World Cup reveals TV Everywhere issue: latency

While the nearly completed World Cup soccer tournament has delivered TV Everywhere its highest usage to date, it has also laid bare an issue related to any kind of video delivered over the Internet: latency.

As GigaOM's Janko Roettgers reports, a number of those who have watched live streams of the World Cup have found them to be not so live, and have had key goal-scoring moments spoiled, either by fellow Twitter users or cheering, close-by cable watchers, who receive the TV signal as much as two full minutes beforehand.

TV Everywhere executives are very aware of the latency issue. "It's a process we're still trying to work through," noted Disney/ABC TV Group executive Andy Cheng, who oversees Watch ABC, while speaking on an industry panel in Los Angeles in June.

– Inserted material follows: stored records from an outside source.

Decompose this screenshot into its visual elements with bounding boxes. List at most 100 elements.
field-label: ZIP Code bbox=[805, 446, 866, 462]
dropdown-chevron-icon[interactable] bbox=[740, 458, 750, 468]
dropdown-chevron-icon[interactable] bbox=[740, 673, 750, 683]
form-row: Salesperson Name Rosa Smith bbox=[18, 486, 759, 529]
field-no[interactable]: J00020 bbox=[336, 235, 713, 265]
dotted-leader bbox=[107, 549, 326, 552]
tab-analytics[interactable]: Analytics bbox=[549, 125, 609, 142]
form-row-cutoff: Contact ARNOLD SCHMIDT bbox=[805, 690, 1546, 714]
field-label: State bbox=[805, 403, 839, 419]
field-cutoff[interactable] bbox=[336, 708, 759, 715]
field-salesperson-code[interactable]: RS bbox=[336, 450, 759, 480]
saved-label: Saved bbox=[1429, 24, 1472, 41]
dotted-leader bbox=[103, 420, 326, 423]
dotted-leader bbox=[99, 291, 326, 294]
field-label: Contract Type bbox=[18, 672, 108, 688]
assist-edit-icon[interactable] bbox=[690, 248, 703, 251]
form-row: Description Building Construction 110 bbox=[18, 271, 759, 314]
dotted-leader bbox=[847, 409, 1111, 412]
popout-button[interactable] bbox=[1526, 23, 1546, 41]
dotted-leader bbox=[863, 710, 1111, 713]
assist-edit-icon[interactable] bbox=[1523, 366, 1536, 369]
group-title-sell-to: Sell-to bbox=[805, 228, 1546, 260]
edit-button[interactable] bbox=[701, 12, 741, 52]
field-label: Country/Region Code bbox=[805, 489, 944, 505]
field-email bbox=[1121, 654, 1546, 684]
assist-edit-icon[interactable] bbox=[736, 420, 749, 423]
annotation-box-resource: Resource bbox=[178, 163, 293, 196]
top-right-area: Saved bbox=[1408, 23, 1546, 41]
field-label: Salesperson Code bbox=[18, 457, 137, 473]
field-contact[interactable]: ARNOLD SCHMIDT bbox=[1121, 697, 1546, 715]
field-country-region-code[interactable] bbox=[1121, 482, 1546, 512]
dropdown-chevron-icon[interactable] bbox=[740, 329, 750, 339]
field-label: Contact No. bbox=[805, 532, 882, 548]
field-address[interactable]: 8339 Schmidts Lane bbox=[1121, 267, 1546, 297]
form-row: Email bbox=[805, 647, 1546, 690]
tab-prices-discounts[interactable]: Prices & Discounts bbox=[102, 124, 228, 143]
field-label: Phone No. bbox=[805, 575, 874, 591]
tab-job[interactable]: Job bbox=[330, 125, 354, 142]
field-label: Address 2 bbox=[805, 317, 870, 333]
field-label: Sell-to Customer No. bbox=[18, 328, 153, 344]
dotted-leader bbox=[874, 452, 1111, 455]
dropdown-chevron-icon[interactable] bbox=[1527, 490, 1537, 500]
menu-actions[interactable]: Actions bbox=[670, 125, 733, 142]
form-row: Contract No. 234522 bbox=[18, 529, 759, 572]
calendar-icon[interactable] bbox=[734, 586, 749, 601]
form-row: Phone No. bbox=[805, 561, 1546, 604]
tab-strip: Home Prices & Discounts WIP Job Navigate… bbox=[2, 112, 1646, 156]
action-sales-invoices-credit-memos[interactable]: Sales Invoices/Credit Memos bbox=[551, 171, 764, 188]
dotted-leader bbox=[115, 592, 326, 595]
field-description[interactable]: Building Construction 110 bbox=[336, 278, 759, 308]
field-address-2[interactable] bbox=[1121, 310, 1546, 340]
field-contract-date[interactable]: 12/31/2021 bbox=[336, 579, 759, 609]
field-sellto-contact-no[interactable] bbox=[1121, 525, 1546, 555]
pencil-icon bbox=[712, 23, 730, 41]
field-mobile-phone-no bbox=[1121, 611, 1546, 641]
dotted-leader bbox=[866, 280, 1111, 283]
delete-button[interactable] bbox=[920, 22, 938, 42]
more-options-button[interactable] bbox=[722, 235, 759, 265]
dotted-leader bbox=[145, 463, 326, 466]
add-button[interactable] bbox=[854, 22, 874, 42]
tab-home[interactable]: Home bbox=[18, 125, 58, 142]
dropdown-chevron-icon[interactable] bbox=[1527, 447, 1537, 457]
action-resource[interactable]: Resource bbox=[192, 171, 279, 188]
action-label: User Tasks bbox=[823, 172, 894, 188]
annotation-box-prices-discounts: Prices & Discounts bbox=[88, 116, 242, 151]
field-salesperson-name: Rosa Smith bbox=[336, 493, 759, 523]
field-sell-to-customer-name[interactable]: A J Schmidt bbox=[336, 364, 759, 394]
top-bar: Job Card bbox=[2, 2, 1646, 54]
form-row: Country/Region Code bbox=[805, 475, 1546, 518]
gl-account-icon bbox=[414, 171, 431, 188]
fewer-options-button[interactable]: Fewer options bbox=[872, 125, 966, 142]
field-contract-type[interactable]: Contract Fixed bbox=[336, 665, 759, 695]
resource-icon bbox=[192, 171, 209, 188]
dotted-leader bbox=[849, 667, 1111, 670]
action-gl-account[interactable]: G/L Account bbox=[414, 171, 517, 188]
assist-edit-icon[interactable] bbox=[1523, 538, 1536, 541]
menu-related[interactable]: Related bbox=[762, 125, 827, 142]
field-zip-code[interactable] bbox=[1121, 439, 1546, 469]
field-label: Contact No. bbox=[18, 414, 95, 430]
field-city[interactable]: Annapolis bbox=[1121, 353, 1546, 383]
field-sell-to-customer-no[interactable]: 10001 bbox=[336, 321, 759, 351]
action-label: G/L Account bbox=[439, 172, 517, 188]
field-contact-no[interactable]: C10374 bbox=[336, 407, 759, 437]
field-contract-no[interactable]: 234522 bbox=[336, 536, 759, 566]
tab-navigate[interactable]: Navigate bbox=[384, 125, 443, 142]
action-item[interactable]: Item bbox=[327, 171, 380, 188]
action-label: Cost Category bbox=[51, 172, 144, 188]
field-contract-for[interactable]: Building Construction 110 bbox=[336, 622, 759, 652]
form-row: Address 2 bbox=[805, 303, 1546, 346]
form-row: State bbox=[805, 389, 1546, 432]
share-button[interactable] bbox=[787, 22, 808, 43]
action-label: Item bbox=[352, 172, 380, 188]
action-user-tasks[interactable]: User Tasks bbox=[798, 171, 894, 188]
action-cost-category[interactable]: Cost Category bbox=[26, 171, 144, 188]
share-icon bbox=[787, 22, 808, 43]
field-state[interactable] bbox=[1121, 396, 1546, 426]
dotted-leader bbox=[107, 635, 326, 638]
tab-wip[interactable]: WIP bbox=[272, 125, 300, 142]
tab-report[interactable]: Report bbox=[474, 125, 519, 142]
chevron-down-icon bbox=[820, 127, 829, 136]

And latency isn't just an issue for TV Everywhere--satellite TV, for example, can lag five seconds behind cable. But delivering Internet video simply requires more steps--encoding, formatting, filtering through content delivery networks, last-mile broadband and playback devices--each of which requires time.

This has been only a small issue so far in the early stages of TV Everywhere adoption, but could assume a bigger profile as more live sports are watched via mobile platforms.

Of course, as Roettgers noted, the latency issue has not seemed to have impacted ESPN's numbers for the World Cup, with the network reporting 829,000 unique viewers watching 36.9 million minutes per game through the end of round 16.